No tipo mais simples de caixa de câmbio de engrenagens sempre engatadas –
atualmente já obsoleto – a mudança de velocidades fazia-se ruidosamente com
esticões. Para que esta se processe mais suave e silenciosamente, os dois
conjuntos de dentes devem atingir a mesma velocidade, de modo a poderem
deslizar prontamente e sem se entrechocarem. Esta sincronização obtinha-se com
uma breve parada no ponto morto quando se mudava de velocidade. Essa pausa
em ponto morto permitia que o atrito e a resistência do óleo igualassem a
velocidade de rotação do eixo primário e a da engrenagem ligada às rodas através
da parte restante da transmissão.
Para encaixar uma mudança mais baixa, conseguia-se a sincronização por meio de
uma dupla embreagem; isto é, passando para o ponto morto, acelerando o motor a
fim de aumentar as rotações da engrenagem e desembreando novamente para
engatar a velocidade apropriada.
Atualmente, os motoristas já não precisam de recorrer a uma dupla, graças à
introdução de um dispositivo de sincronização nos colares deslizantes da caixa de
cambio.
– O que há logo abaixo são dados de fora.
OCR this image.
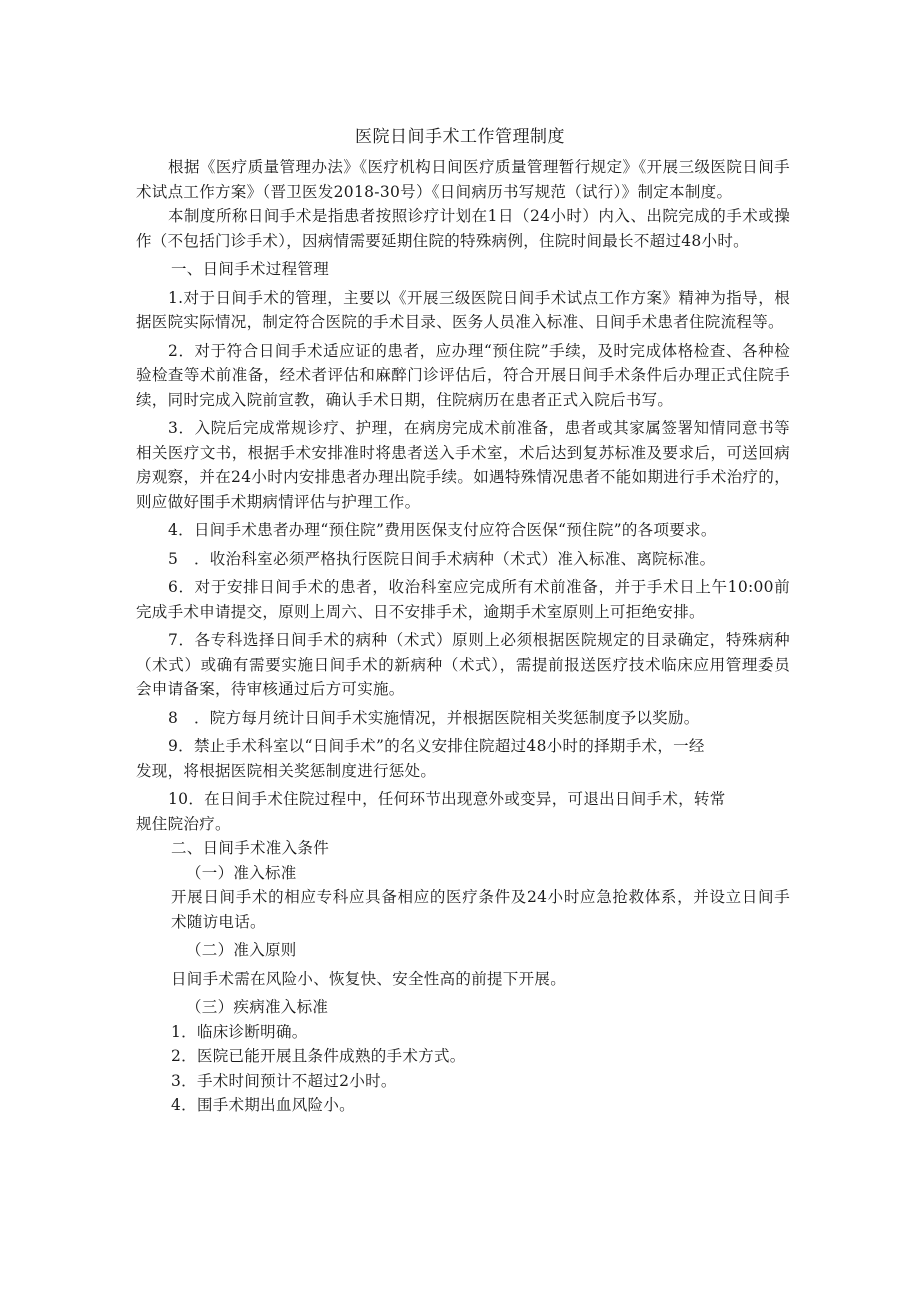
医院日间手术工作管理制度

根据《医疗质量管理办法》《医疗机构日间医疗质量管理暂行规定》《开展三级医院日间手术试点工作方案》（晋卫医发2018-30号）《日间病历书写规范（试行）》制定本制度。

本制度所称日间手术是指患者按照诊疗计划在1日（24小时）内入、出院完成的手术或操作（不包括门诊手术），因病情需要延期住院的特殊病例，住院时间最长不超过48小时。

一、日间手术过程管理

1.对于日间手术的管理，主要以《开展三级医院日间手术试点工作方案》精神为指导，根据医院实际情况，制定符合医院的手术目录、医务人员准入标准、日间手术患者住院流程等。

2．对于符合日间手术适应证的患者，应办理“预住院”手续，及时完成体格检查、各种检验检查等术前准备，经术者评估和麻醉门诊评估后，符合开展日间手术条件后办理正式住院手续，同时完成入院前宣教，确认手术日期，住院病历在患者正式入院后书写。

3．入院后完成常规诊疗、护理，在病房完成术前准备，患者或其家属签署知情同意书等相关医疗文书，根据手术安排准时将患者送入手术室，术后达到复苏标准及要求后，可送回病房观察，并在24小时内安排患者办理出院手续。如遇特殊情况患者不能如期进行手术治疗的，则应做好围手术期病情评估与护理工作。

4．日间手术患者办理“预住院”费用医保支付应符合医保“预住院”的各项要求。

5　．收治科室必须严格执行医院日间手术病种（术式）准入标准、离院标准。

6．对于安排日间手术的患者，收治科室应完成所有术前准备，并于手术日上午10:00前完成手术申请提交，原则上周六、日不安排手术，逾期手术室原则上可拒绝安排。

7．各专科选择日间手术的病种（术式）原则上必须根据医院规定的目录确定，特殊病种（术式）或确有需要实施日间手术的新病种（术式），需提前报送医疗技术临床应用管理委员会申请备案，待审核通过后方可实施。

8　．院方每月统计日间手术实施情况，并根据医院相关奖惩制度予以奖励。

9．禁止手术科室以“日间手术”的名义安排住院超过48小时的择期手术，一经

发现，将根据医院相关奖惩制度进行惩处。

10．在日间手术住院过程中，任何环节出现意外或变异，可退出日间手术，转常

规住院治疗。

二、日间手术准入条件

（一）准入标准

开展日间手术的相应专科应具备相应的医疗条件及24小时应急抢救体系，并设立日间手术随访电话。

（二）准入原则

日间手术需在风险小、恢复快、安全性高的前提下开展。

（三）疾病准入标准

1．临床诊断明确。

2．医院已能开展且条件成熟的手术方式。

3．手术时间预计不超过2小时。

4．围手术期出血风险小。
Este dispositivo sincronizador existe, normalmente, para todas as
velocidades, exceto a marcha ré. Alguns automóveis, contudo, não o possuem para
a primeira velocidade.
O funcionamento do sistema sincronizador é idêntico ao de uma embreagem de
fricção. Quando o sincronizador é forçado a deslizar de encontro à engrenagem na
qual deve engrenar, um anel cônico existente na engrenagem, em frente dos
dentes, entra em contato com a superfície de um orifício cônico – existente no
sincronizador -, à qual se ajusta. O atrito resultante do contato das superfícies
cônicas eleva ou reduz a velocidade da engrenagem livre até torna-la igual a
velocidade do eixo primário.
Os mecanismos sincronizados atuais incluem um dispositivo que impede o
movimento do sincronizador e não permite que os dentes engatem antes de se
obter uma sincronização perfeita.
Se as peças em rotação não girarem à mesma velocidade, por a embreagem não
estar devidamente desembreada, a alavanca de mudanças resistirá aos esforços do
motorista para muda-la de posição.
Atualmente, são utilizados três sistemas diferentes que produzem todos eles os
mesmos efeitos. Um deles recorre a um anel retardador que mantém separados os
dois conjuntos de dentes até que aqueles girem à mesma velocidade.